NO WRITER ATTRIBUTED

HARVARD STUDENTS have been less tolerant on gay rights than on any other issue. Students who would not consider using racial epithets still belittle the efforts of gay activists; some show their intolerance by pelting gay students with food as they try to make announcements in dining halls. Yet the struggle for gay rights is fundamentally no different from the quest for minority rights. We hope 1981-82 will be remembered as the year when undergraduates abandoned their disrespect for and harrassment of gay students and instead mobilized with gays in their quest for a formal University policy forbidding discrimination on the basis of sexual orientation.

The Faculty Council quashed the request of the Gay Students Association (GSA) for such a policy late last spring; that denial came just months after administrators stopped the GSA from including leaflets in spring term registration packets by discovering a new policy forbidding student groups from distributing leaflets in the packets. In both cases, the University stopped GSA members from asserting their rights with particularly fallacious justification.

In denying the request for a formal non-discrimination policy, the council argued primarily that no such statute was necessary. Instead, members felt the statement that they issued deploring all harrasment on campus would suffice to quell gay students' fears. But clearly, as GSA leaders stressed later, a statement without a formal University policy does not make them feel secure on campus. Telling gay students in writing that the University believes in non-discrimination would hurt no one; in spurning such a reasonable request, the council rejected an attempt merely to help gays rise above second-class citizenship.

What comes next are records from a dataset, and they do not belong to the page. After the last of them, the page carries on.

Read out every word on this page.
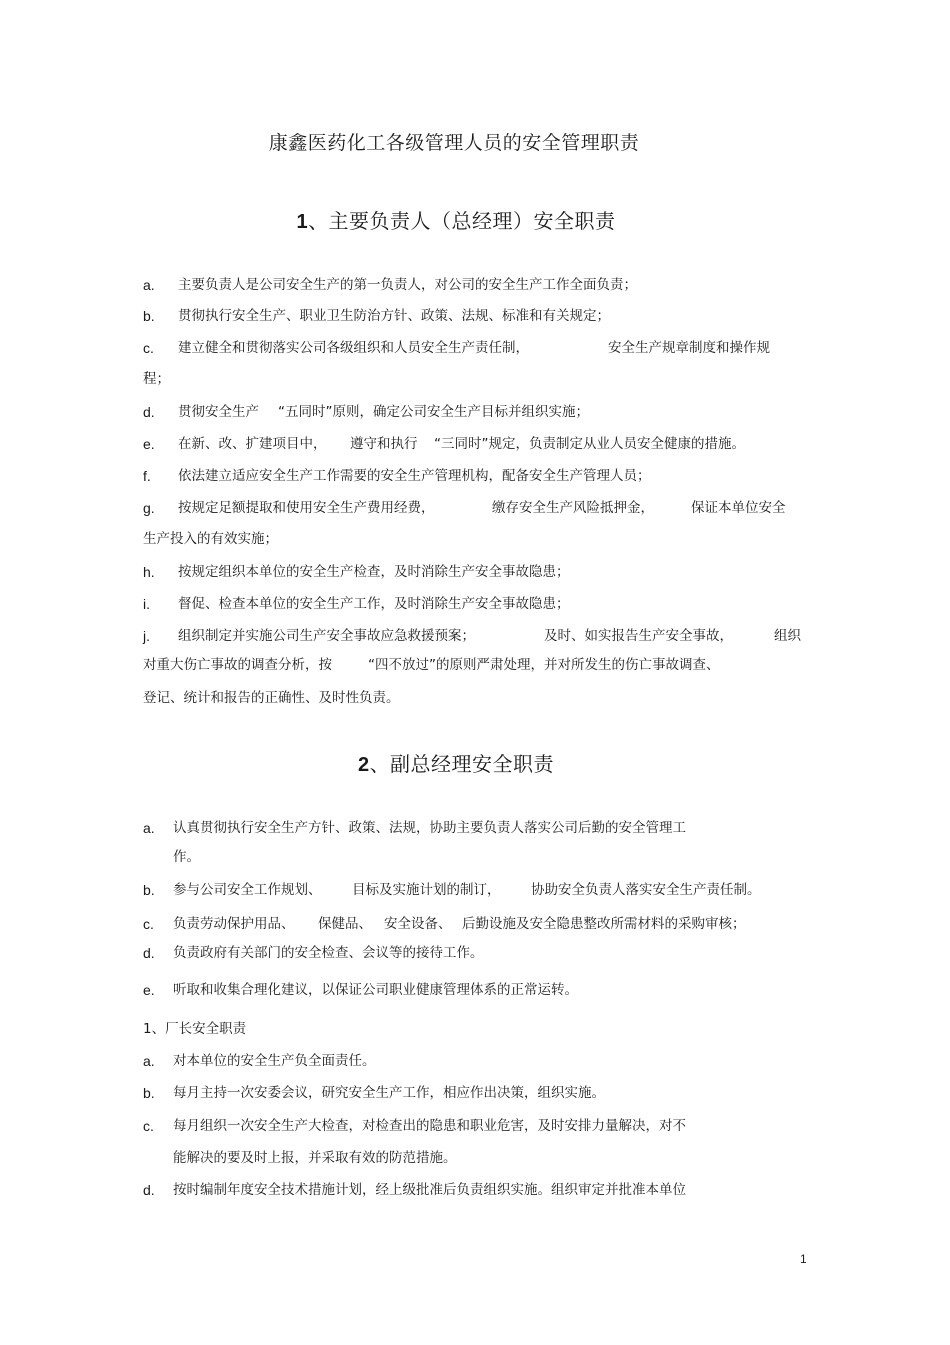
康鑫医药化工各级管理人员的安全管理职责
1、主要负责人（总经理）安全职责
a. 主要负责人是公司安全生产的第一负责人，对公司的安全生产工作全面负责；
b. 贯彻执行安全生产、职业卫生防治方针、政策、法规、标准和有关规定；
c. 建立健全和贯彻落实公司各级组织和人员安全生产责任制，	安全生产规章制度和操作规
程；
d. 贯彻安全生产 “五同时”原则，确定公司安全生产目标并组织实施；
e. 在新、改、扩建项目中， 遵守和执行 “三同时”规定，负责制定从业人员安全健康的措施。
f. 依法建立适应安全生产工作需要的安全生产管理机构，配备安全生产管理人员；
g. 按规定足额提取和使用安全生产费用经费，	缴存安全生产风险抵押金，	保证本单位安全
生产投入的有效实施；
h. 按规定组织本单位的安全生产检查，及时消除生产安全事故隐患；
i. 督促、检查本单位的安全生产工作，及时消除生产安全事故隐患；
j. 组织制定并实施公司生产安全事故应急救援预案；	及时、如实报告生产安全事故，	组织
对重大伤亡事故的调查分析，按	“四不放过”的原则严肃处理，并对所发生的伤亡事故调查、
登记、统计和报告的正确性、及时性负责。
2、副总经理安全职责
a. 认真贯彻执行安全生产方针、政策、法规，协助主要负责人落实公司后勤的安全管理工
作。
b. 参与公司安全工作规划、 目标及实施计划的制订， 协助安全负责人落实安全生产责任制。
c. 负责劳动保护用品、 保健品、 安全设备、 后勤设施及安全隐患整改所需材料的采购审核；
d. 负责政府有关部门的安全检查、会议等的接待工作。
e. 听取和收集合理化建议，以保证公司职业健康管理体系的正常运转。
1、厂长安全职责
a. 对本单位的安全生产负全面责任。
b. 每月主持一次安委会议，研究安全生产工作，相应作出决策，组织实施。
c. 每月组织一次安全生产大检查，对检查出的隐患和职业危害，及时安排力量解决，对不
能解决的要及时上报，并采取有效的防范措施。
d. 按时编制年度安全技术措施计划，经上级批准后负责组织实施。组织审定并批准本单位
1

In spite of the defeat, the GSA has pledged to redouble its efforts to secure the non-discrimination policy, and has indicated it will seek a faculty member to propose the measure during a public Faculty meeting. That gesture would force all those who would deny the GSA its rights to come out of the closet. The Faculty should acknowledge the legitimacy of the GSA request by supporting it, and students--gay or straight--should join the fight by talking to professors and lobbying for the non-discrimination policy.

Already many straight students have come to the aid of the GSA; a petition of "Straights for Gays" collected hundreds of signatures favoring the GSA measure last spring. Now all students should mobilize behind the GSA. Without pressure from all students, the University's intolerance towards gay students will persist and a large segment of the community will be denied the rights it deserves.